Che Gigino Di Maio non abbia il physique du role per fare il ministro, era una dato abbondantemente acquisito. Nonostante i due ministeri occupati nella sua breve esperienza governativa, continua, però, a sentire il bisogno di dimostrarlo quotidianamente.
Ed è così che nella scorsa settimana, il nostro Ministro degli affari esteri si è recato in visita istituzionale ad Ankara per incontrare il ministro turco Covusoglu. Discussione incentrata sull’ingresso, più volte ventilato, della Turchia all’interno dell’UE. Ad onor del vero, eventualità più volte smentita dal consesso europeo stesso, quantomeno fin quando la Nazione del Bosforo non avrà fatto chiarezza sullo spinoso tema dei diritti civili.

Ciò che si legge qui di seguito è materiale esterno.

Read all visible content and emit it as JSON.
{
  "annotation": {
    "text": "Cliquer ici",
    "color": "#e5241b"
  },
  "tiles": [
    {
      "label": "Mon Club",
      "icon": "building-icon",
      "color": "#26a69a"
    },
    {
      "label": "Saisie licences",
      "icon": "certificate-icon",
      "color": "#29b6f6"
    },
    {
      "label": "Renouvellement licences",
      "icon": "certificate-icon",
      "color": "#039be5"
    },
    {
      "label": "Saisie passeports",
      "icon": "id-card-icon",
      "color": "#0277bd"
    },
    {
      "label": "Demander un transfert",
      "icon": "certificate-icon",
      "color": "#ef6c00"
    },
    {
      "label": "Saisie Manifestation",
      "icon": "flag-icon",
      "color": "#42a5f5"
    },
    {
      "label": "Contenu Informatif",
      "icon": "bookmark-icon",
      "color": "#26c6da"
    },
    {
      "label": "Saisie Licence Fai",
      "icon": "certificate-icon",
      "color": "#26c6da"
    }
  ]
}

Perchè la Turchia, è bene ricordarlo, sebbene abbia abolito la pena di morte nel 2004, vive sotto la perenne minaccia di reintroduzione della stessa da parte del premier Erdogan. Problema che negli ultimi tempi è anche secondario rispetto ad un altro, cioè le attività militari turche sul confine tanto libico quanto siriano.

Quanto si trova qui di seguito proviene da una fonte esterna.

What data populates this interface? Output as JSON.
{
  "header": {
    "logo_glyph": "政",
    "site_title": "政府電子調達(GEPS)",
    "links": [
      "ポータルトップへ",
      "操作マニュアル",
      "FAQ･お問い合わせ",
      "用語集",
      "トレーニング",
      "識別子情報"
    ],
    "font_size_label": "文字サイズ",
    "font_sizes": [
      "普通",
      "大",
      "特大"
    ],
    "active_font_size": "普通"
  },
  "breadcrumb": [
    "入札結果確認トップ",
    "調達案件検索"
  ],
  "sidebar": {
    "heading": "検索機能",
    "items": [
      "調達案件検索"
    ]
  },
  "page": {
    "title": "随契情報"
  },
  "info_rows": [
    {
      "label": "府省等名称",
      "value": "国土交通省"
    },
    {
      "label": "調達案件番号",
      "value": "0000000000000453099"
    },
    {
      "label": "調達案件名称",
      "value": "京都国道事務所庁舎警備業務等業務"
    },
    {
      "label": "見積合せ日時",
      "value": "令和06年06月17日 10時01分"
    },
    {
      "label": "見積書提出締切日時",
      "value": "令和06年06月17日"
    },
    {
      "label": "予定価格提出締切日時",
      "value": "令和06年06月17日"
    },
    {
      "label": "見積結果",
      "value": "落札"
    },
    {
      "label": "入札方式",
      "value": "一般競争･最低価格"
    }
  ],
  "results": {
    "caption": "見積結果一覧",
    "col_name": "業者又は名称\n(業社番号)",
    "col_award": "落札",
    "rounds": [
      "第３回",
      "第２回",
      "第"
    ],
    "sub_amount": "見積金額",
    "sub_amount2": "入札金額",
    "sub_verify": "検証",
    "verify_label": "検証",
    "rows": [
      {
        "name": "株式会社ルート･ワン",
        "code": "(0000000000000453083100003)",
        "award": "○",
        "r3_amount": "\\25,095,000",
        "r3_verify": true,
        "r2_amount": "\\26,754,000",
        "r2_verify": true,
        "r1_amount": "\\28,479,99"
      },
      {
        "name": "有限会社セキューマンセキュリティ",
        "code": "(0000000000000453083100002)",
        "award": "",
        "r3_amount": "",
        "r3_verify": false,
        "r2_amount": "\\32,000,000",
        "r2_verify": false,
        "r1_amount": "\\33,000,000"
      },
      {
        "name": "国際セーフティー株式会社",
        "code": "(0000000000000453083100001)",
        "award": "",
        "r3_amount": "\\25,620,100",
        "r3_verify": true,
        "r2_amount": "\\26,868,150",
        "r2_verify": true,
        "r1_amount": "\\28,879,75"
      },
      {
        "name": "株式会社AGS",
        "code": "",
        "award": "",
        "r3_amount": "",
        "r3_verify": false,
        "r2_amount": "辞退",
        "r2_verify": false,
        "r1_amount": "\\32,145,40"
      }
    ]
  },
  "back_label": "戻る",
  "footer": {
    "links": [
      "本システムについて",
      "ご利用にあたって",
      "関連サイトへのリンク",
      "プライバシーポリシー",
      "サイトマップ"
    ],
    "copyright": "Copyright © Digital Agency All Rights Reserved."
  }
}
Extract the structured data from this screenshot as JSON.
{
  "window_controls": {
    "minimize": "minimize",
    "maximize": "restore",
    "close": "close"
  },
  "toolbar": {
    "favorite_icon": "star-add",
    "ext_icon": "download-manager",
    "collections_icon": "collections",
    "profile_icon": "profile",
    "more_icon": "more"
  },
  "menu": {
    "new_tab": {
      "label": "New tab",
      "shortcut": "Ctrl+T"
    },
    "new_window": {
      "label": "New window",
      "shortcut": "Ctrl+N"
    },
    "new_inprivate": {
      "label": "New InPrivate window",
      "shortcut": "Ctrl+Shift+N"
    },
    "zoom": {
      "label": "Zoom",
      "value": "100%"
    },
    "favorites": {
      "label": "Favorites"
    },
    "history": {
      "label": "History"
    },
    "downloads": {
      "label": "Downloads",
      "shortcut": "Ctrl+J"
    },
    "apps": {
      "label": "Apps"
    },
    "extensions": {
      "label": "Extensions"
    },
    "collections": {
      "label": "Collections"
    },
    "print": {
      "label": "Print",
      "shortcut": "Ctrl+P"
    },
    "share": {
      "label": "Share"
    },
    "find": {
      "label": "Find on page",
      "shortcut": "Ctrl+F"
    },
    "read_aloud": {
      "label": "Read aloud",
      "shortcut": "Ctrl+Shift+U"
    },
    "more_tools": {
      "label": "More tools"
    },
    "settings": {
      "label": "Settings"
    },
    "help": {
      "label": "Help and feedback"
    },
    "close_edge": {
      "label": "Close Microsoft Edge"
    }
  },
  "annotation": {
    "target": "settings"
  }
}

E’ da anni, infatti, che viene perseguito dal plenipotenziario turco il tentativo di sistematico sterminio della comunità curda siriana. Ma è solo recentemente, all’incirca dal 2018, che la stessa tattica – fatta di utilizzo di droni, artiglieria pesante, sfruttamento di milizie militari, stupri, saccheggi e fosse comuni – viene portata avanti anche sul confine Libico, con il placet silente della comunità internazionale.
Per tacere, infine, della questione interna: le carceri turche, e non è un segreto, pullulano di migliaia di oppositori politici. Si va dai giornalisti indipendenti ai parlamentari di opposizione. Ma, ovviamente, lo scopo del viaggio istituzionale non era ricordare al primo ministro turco le nefandezze di cui si sta macchiando.

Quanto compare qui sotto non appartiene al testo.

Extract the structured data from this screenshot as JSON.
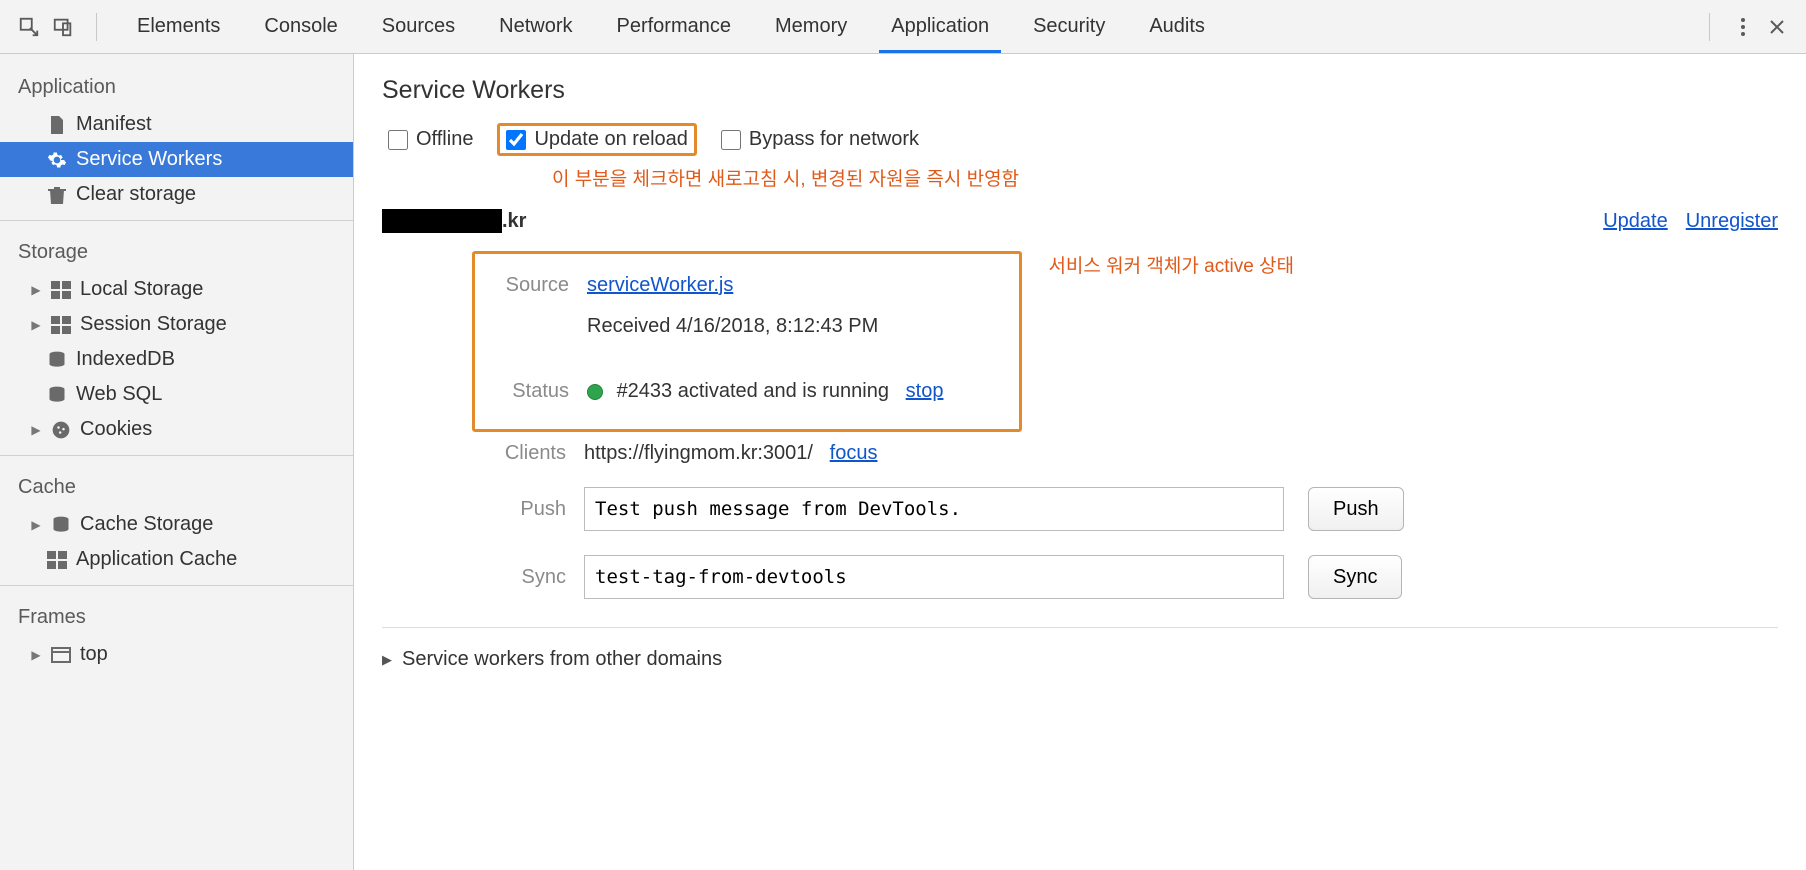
{
  "tabs": [
    "Elements",
    "Console",
    "Sources",
    "Network",
    "Performance",
    "Memory",
    "Application",
    "Security",
    "Audits"
  ],
  "active_tab": "Application",
  "sidebar": {
    "groups": [
      {
        "title": "Application",
        "items": [
          {
            "label": "Manifest",
            "icon": "file",
            "expand": false
          },
          {
            "label": "Service Workers",
            "icon": "gear",
            "expand": false,
            "selected": true
          },
          {
            "label": "Clear storage",
            "icon": "trash",
            "expand": false
          }
        ]
      },
      {
        "title": "Storage",
        "items": [
          {
            "label": "Local Storage",
            "icon": "grid4",
            "expand": true
          },
          {
            "label": "Session Storage",
            "icon": "grid4",
            "expand": true
          },
          {
            "label": "IndexedDB",
            "icon": "db",
            "expand": false
          },
          {
            "label": "Web SQL",
            "icon": "db",
            "expand": false
          },
          {
            "label": "Cookies",
            "icon": "cookie",
            "expand": true
          }
        ]
      },
      {
        "title": "Cache",
        "items": [
          {
            "label": "Cache Storage",
            "icon": "db",
            "expand": true
          },
          {
            "label": "Application Cache",
            "icon": "grid4",
            "expand": false
          }
        ]
      },
      {
        "title": "Frames",
        "items": [
          {
            "label": "top",
            "icon": "window",
            "expand": true
          }
        ]
      }
    ]
  },
  "main": {
    "title": "Service Workers",
    "checkboxes": {
      "offline": {
        "label": "Offline",
        "checked": false
      },
      "update_on_reload": {
        "label": "Update on reload",
        "checked": true
      },
      "bypass_for_network": {
        "label": "Bypass for network",
        "checked": false
      }
    },
    "annotation1": "이 부분을 체크하면 새로고침 시, 변경된 자원을 즉시 반영함",
    "annotation2": "서비스 워커 객체가 active 상태",
    "origin_suffix": ".kr",
    "actions": {
      "update": "Update",
      "unregister": "Unregister"
    },
    "detail": {
      "source_label": "Source",
      "source_link": "serviceWorker.js",
      "received": "Received 4/16/2018, 8:12:43 PM",
      "status_label": "Status",
      "status_text": "#2433 activated and is running",
      "stop": "stop",
      "clients_label": "Clients",
      "clients_url": "https://flyingmom.kr:3001/",
      "focus": "focus",
      "push_label": "Push",
      "push_value": "Test push message from DevTools.",
      "push_button": "Push",
      "sync_label": "Sync",
      "sync_value": "test-tag-from-devtools",
      "sync_button": "Sync"
    },
    "other_domains": "Service workers from other domains"
  }
}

Si è reso opportuno – a riprova di una scarsa o inesistente capacità di lettura della geopolitica – ricordare, da parte di Di Maio, “…come sia fondamentale il dialogo tra UE e Turchia…e come l’Italia apprezzi l’impegno della Turchia nella gestione dei fenomeni migratori”.
Delle due, l’una: o Di Maio non conosce “l’impegno” turco sulla politica migratoria, o siamo di fronte ad una farsa senza precedenti. Perchè la Turchia, forse è il caso di ricordarlo, intasca più di 5 miliardi di euro dalla stessa UE per fungere da forza di polizia e di contenimento dell’immigrazione, spesi per creare dei campi di accoglienza che somigliano nei fatti a campi di concentramento, nei quali vengono imprigionati soprattutto curdi.
E, come se non bastasse, la Turchia fa continuamente leva su questa posizione di forza, minacciando un giorno si e l’altro pure di “allentare la presa”, per ottenere sempre maggiori fondi da parte dell’Unione. Fondi che servono alla Turchia per prendere sempre maggiormente il controllo della Libia e dei territori circostanti: non è un segreto che Ankara abbia mire espansionistiche sulla Tripolitania e, se non vi saranno intromissioni russe, anche in Cirenaica. Il tutto nel sogno di quella “Grande Turchia” decisamente poco europea e molto islamica che Recep Erdogan sta cercando di realizzare.
Con l’avallo di un’Occidente compiacente, di una Unione Europea ancorata alla burocrazia dei palazzi di Bruxelles e di un Ministro degli esteri completamente inadeguato.